Teresa had left clean white underwear on top of the toilet tank. I dried off and slipped into a pair of BVDs I’d just pulled the T shirt over my head and Teresa opened the bathroom door. Um I just wanted to see if we had Band-Aids, she said. And then the terrifying image I held back came flooding into the front of my mind: The memory of Teresa’s face when I was arrested. In her eyes I had seen the pain of being overpowered and helpless. It was the way I felt almost every day of my life.my life.
I pushed the memory back down as Teresa stood in the bathroom searching my face with her gaze. Her eyes were red rimmed and moist. My own eyes felt dry as dust. My breath came slowly and easily, as though I was inhaling and exhaling molasses, not air. Teresa touched my face with her hand, turning my head slightly to study the swelling around my mouth.
I had no words. If I could possibly find them, I would have brought them to her. But I couldn’t find words. I watched the patterns of emotions on Teresa’s face shift like sand dunes in the wind. She couldn’t find words either. What would her words sound like, resonating in the air?
Teresa bit her lower lip and squeezed her eyes shut. I sat down on the toilet seat. Teresa cleaned the wound on my lip with peroxide. I’m going to use two Band-Aids. She told me. Just to be safe, it might need stitches. I shook my head slowly. No hospital. I needed gentleness and safety. Teresa gave me both. She took me to bed, caressed me, ran her fingers through my hair and cried.
I awoke later and realized Teresa wasn’t next to me. It was still dark outside. I staggered into the kitchen. My body hurt, but I knew the worst stiffness and pain would come a day later.
Teresa sat at the kitchen table, with her head in her hands. I noticed the level of whisky left in the bottle. I pulled her head against my belly and stroked her hair. I’m sorry she kept repeating, I’m so sorry. She lurched to her feet and fell heavily against me. I felt the frustration building in her body like a storm. I heard it in the small strangulated sounds from her throat. She pounded me with her fists. I couldn’t stop them. They cuffed me so fast. I just couldn’t do anything, she cried.
That’s exactly how I felt. We were in this life together. We might not have the words, but we knew exactly what we were chocking on. There were so many things I wanted to tell her in that moment. Feelings worked themselves up my throat and stuck there, clenched like a fist.
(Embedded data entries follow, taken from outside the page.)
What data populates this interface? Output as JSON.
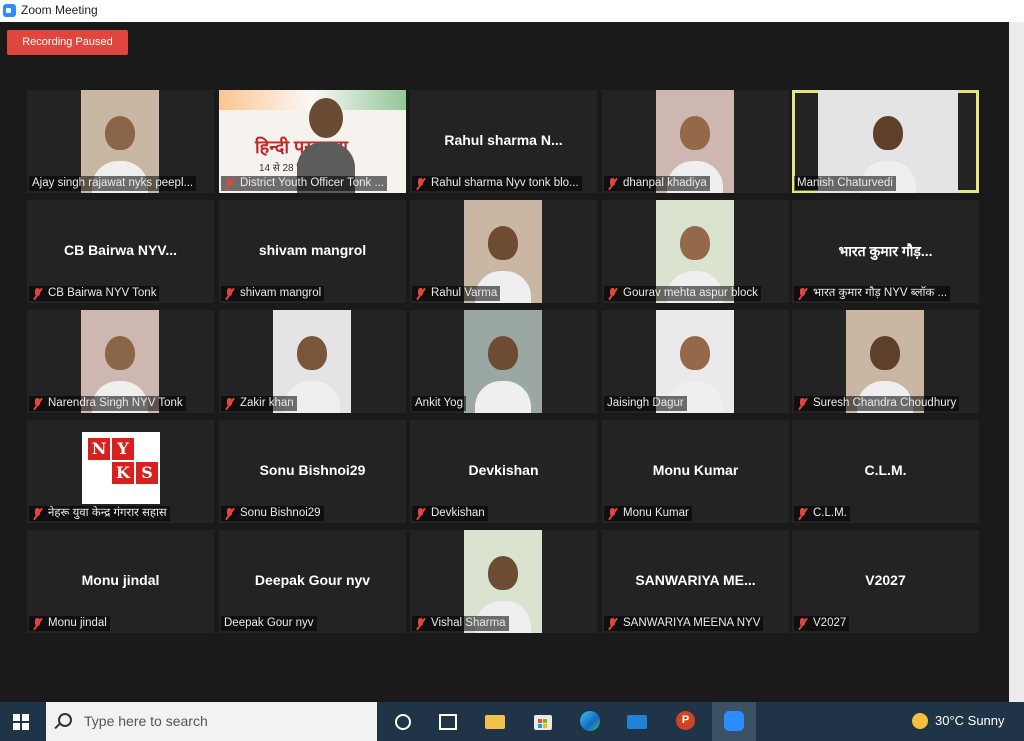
{
  "window": {
    "title": "Zoom Meeting"
  },
  "recording": {
    "label": "Recording Paused"
  },
  "tiles": [
    {
      "label": "Ajay singh rajawat nyks peepl...",
      "muted": false,
      "video": true,
      "big": ""
    },
    {
      "label": "District Youth Officer Tonk ...",
      "muted": true,
      "video": true,
      "big": ""
    },
    {
      "label": "Rahul sharma Nyv tonk blo...",
      "muted": true,
      "video": false,
      "big": "Rahul sharma N..."
    },
    {
      "label": "dhanpal khadiya",
      "muted": true,
      "video": true,
      "big": ""
    },
    {
      "label": "Manish Chaturvedi",
      "muted": false,
      "video": true,
      "big": "",
      "active": true
    },
    {
      "label": "CB Bairwa NYV Tonk",
      "muted": true,
      "video": false,
      "big": "CB Bairwa NYV..."
    },
    {
      "label": "shivam mangrol",
      "muted": true,
      "video": false,
      "big": "shivam mangrol"
    },
    {
      "label": "Rahul Varma",
      "muted": true,
      "video": true,
      "big": ""
    },
    {
      "label": "Gourav mehta aspur block",
      "muted": true,
      "video": true,
      "big": ""
    },
    {
      "label": "भारत कुमार गौड़ NYV ब्लॉक ...",
      "muted": true,
      "video": false,
      "big": "भारत कुमार गौड़..."
    },
    {
      "label": "Narendra Singh NYV Tonk",
      "muted": true,
      "video": true,
      "big": ""
    },
    {
      "label": "Zakir khan",
      "muted": true,
      "video": true,
      "big": ""
    },
    {
      "label": "Ankit Yog",
      "muted": false,
      "video": true,
      "big": ""
    },
    {
      "label": "Jaisingh Dagur",
      "muted": false,
      "video": true,
      "big": ""
    },
    {
      "label": "Suresh Chandra Choudhury",
      "muted": true,
      "video": true,
      "big": ""
    },
    {
      "label": "नेहरू युवा केन्द्र गंगरार सहास",
      "muted": true,
      "video": true,
      "big": "",
      "nyks": true
    },
    {
      "label": "Sonu Bishnoi29",
      "muted": true,
      "video": false,
      "big": "Sonu Bishnoi29"
    },
    {
      "label": "Devkishan",
      "muted": true,
      "video": false,
      "big": "Devkishan"
    },
    {
      "label": "Monu Kumar",
      "muted": true,
      "video": false,
      "big": "Monu Kumar"
    },
    {
      "label": "C.L.M.",
      "muted": true,
      "video": false,
      "big": "C.L.M."
    },
    {
      "label": "Monu jindal",
      "muted": true,
      "video": false,
      "big": "Monu jindal"
    },
    {
      "label": "Deepak Gour nyv",
      "muted": false,
      "video": false,
      "big": "Deepak Gour nyv"
    },
    {
      "label": "Vishal Sharma",
      "muted": true,
      "video": true,
      "big": ""
    },
    {
      "label": "SANWARIYA MEENA NYV",
      "muted": true,
      "video": false,
      "big": "SANWARIYA ME..."
    },
    {
      "label": "V2027",
      "muted": true,
      "video": false,
      "big": "V2027"
    }
  ],
  "banner": {
    "heading": "हिन्दी पखवाड़ा",
    "dates": "14 से 28 सितम्बर 2021"
  },
  "nyks_logo": {
    "letters": [
      "N",
      "Y",
      "K",
      "S"
    ]
  },
  "taskbar": {
    "search_placeholder": "Type here to search",
    "weather": "30°C  Sunny",
    "icons": [
      "start-icon",
      "task-view-icon",
      "widgets-icon",
      "file-explorer-icon",
      "store-icon",
      "edge-icon",
      "mail-icon",
      "powerpoint-icon",
      "zoom-icon"
    ]
  },
  "colors": {
    "active_speaker": "#e4e87a",
    "record": "#e0463e",
    "taskbar": "#203448"
  }
}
I kissed Teresa’s sweaty forehead. Its okay I whispered. It will be alright. We both smiled with the irony of my words. I took her hand and led her back to our room. The sheets were cool. The night was filled with stars. Teresa looked up at me, her face soft with caring.
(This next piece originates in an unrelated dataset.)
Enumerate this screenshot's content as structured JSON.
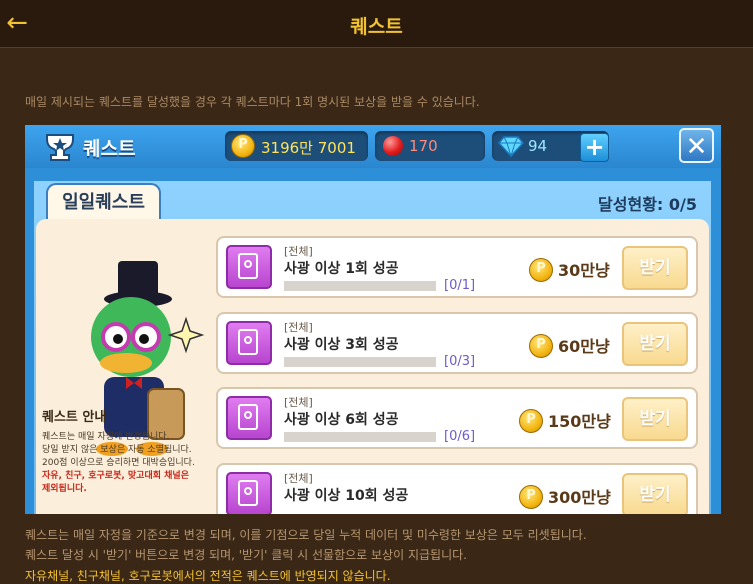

For a moment I almost told Teresa I was afraid I couldn’t go on much longer-even with her love. Emotions moved from my throat to my mouth; the words banged against the back of my teeth. And they ebbed. Teresa asked me a question with her eyes. I had no answers. I could find nothing to say. Since I had no words to bring the woman I loved so much, I gave her all my tenderness.